Readers of this column sometimes ask me questions about databases and database administration, which I welcome. And at times I will take the opportunity to answer particularly intriguing questions in print. One intriguing question I have been asked more than once is: “What metrics and measurements are useful for managing how effective your DBA group is?”
This is not a very easy question to answer because a good DBA must be a “jack of all trades.” By that, I mean a DBA needs to be competent at many different tasks (or trades) in order to be most effective—and each of these “trades” can have multiple metrics for measuring success. For example, a metric suggested by one reader was to measure the number of SQL statements that are processed successfully. But what does “successfully” mean? Does it mean simply that the statement returned the correct results, or does it mean it returned the correct results in a reasonable time?
And what is a “reasonable” time? Two seconds? One minute? A half hour? Unless you have established service level agreements, it is unfair to measure the DBA on response time. And the DBA must participate in establishing and managing reasonable service level agreements (in terms of cost and response time) lest they be handed a task that cannot be achieved. (In the September 2022 edition of this column, I addressed The Importance of Service Level Management.)
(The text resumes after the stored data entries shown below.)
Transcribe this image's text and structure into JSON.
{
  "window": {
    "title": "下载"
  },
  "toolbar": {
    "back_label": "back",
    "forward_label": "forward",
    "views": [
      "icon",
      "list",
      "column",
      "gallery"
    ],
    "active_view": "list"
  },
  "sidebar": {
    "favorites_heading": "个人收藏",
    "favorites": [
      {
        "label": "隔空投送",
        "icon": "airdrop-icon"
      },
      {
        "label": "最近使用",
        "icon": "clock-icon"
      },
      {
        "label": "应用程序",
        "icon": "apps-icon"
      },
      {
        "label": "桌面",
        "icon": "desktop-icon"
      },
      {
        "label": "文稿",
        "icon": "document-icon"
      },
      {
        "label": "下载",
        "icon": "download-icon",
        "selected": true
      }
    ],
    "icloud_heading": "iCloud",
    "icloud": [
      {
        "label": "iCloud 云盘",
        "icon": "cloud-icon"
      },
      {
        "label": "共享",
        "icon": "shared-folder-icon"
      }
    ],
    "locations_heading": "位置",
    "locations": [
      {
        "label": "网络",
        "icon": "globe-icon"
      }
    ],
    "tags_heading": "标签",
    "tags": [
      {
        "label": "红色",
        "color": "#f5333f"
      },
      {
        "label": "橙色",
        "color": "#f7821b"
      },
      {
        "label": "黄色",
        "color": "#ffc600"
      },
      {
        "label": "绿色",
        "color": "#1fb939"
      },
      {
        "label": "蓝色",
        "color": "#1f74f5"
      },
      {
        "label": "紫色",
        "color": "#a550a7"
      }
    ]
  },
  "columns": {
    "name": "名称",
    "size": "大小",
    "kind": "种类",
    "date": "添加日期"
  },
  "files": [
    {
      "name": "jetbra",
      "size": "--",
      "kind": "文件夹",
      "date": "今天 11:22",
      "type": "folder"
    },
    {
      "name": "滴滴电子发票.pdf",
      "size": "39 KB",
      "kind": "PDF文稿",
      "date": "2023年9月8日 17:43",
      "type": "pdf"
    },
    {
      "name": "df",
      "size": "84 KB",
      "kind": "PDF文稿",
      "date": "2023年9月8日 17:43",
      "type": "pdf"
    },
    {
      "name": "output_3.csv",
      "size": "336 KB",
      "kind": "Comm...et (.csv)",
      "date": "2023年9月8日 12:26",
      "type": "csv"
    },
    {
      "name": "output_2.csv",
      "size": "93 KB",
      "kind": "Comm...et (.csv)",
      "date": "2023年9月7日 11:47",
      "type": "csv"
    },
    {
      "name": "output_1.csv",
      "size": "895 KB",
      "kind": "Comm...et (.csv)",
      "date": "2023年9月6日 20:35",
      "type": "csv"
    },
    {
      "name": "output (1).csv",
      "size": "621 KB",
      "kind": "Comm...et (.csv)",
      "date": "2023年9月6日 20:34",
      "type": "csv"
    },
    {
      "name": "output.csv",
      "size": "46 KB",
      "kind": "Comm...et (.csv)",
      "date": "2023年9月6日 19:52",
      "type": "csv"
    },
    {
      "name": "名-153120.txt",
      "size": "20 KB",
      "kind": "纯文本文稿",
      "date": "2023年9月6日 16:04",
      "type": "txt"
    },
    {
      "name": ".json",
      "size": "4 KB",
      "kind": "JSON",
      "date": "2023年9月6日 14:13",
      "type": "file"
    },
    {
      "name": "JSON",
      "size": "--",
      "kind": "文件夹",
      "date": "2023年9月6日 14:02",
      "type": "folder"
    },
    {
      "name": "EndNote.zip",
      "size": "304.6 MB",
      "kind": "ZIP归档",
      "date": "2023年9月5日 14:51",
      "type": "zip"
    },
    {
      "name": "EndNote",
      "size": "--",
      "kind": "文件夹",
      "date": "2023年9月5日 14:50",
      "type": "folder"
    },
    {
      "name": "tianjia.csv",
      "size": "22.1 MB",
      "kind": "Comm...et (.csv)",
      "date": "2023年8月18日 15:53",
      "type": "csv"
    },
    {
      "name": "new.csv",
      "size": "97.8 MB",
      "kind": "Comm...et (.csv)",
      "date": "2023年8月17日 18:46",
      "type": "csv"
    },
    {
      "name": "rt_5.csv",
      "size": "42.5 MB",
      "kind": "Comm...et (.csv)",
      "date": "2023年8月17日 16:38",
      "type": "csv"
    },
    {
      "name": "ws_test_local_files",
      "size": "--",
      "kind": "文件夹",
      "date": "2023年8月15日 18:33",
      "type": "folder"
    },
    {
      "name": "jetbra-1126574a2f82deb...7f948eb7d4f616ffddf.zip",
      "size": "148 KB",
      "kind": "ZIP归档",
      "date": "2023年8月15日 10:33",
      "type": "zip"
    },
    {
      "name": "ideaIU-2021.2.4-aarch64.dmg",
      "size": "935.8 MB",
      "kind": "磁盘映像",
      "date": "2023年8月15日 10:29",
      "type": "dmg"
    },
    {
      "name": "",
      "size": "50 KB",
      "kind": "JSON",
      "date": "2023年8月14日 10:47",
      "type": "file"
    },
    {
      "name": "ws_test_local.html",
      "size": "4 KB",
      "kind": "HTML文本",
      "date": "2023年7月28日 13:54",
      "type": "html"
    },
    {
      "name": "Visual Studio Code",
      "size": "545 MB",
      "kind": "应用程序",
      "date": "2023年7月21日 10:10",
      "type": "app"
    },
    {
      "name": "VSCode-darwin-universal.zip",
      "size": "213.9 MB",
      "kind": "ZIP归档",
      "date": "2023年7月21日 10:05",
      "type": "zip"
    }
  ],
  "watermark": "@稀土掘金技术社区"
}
Measuring the number of incident reports was another metric suggested. Well, this is fine if it is limited to only true problems that might be impacted by the DBA. The DBA should not be held accountable for bugs in the DBMS (caused by the DBMS vendor), nor for design elements forced on him or her by an unreasonable schedule from management or an overzealous development team.
I like the idea of using an availability metric, but it should be tempered against the environment and your organization’s up-time needs. In other words, what is the availability required? Once again, back to service level agreements. And the DBA should not be judged harshly for not achieving availability if the DBMS does not deliver the technical infrastructure to achieve the desired level of availability or the organization does not purchase database availability solutions from a third-party vendor. Of course, the DBA can be held accountable if it was his decision to purchase the DBMS in use, but this is not usually the case. Many DBAs are brought in well after the DBMS has been selected.
What about a metric based on response to problems? This metric would not necessarily mean that the problem was resolved, but that the DBA has responded to the “complaining” entity and is working on a resolution. Such a metric would lean toward treating database administration as a service or help desk type of function. But I think this is much too narrow a metric for measuring DBAs; after all, they do much more than just respond to problems.
Any DBA evaluation metric must be developed with an understanding of the environment in which the DBA works. This requires in-depth analysis of things such as:
- Number of applications that must be supported;
- Number of databases and size of those databases;
- On-premises versus cloud database support;
- Use of the databases (OLTP, OLAP, web-enabled, analytics, AI, ad hoc, etc.);
- Number of different DBMSs and vendors (that is, Oracle, Db2, SQL Server, etc.);
- Number of OS platforms to be supported (Windows, UNIX, Linux, z/OS, etc.);
- Special consideration for ERP applications due to their non-standard DBMS usage;
- Number of users and number of concurrent users;
- Type of service level agreements in effect or planned;
- Requirement to participate in a DevOps, agile development environment;
- Availability required (24/7 or something less);
- The impact of database downtime on the business ($$$);
- Performance requirements (sub-second or longer—gets back to the SLA issue);
- Type of applications (mission critical vs. non-mission critical); and
- Frequency of change requests.
This is probably an incomplete list, but it accurately shows the complexity and challenges faced by DBAs daily.
Of course, the best way to measure DBA effectiveness is to judge the quality of all the tasks that your DBAs perform. But many aspects of such measurement will be subjective. Keep in mind that a DBA performs many tasks to ensure that the organization’s data and databases are useful, useable, available, and correct. These tasks include data modeling, logical and physical database design, performance monitoring and tuning, assuring availability, authorizing security, backup and recovery, ensuring data integrity, and, really, anything that interfaces with the company’s databases. Developing a consistent metric for measuring these tasks in a non-subjective way is challenging.
You’ll probably need to come up with a complex formula encompassing all of the above—and more—to do the job correctly, which is probably why I’ve never seen a fair, non-subjective, metric-based measurement program put together for DBAs.
If you implement such a program, I’d love to hear the details and how it is accepted by the DBA group, their management, and their customers/users.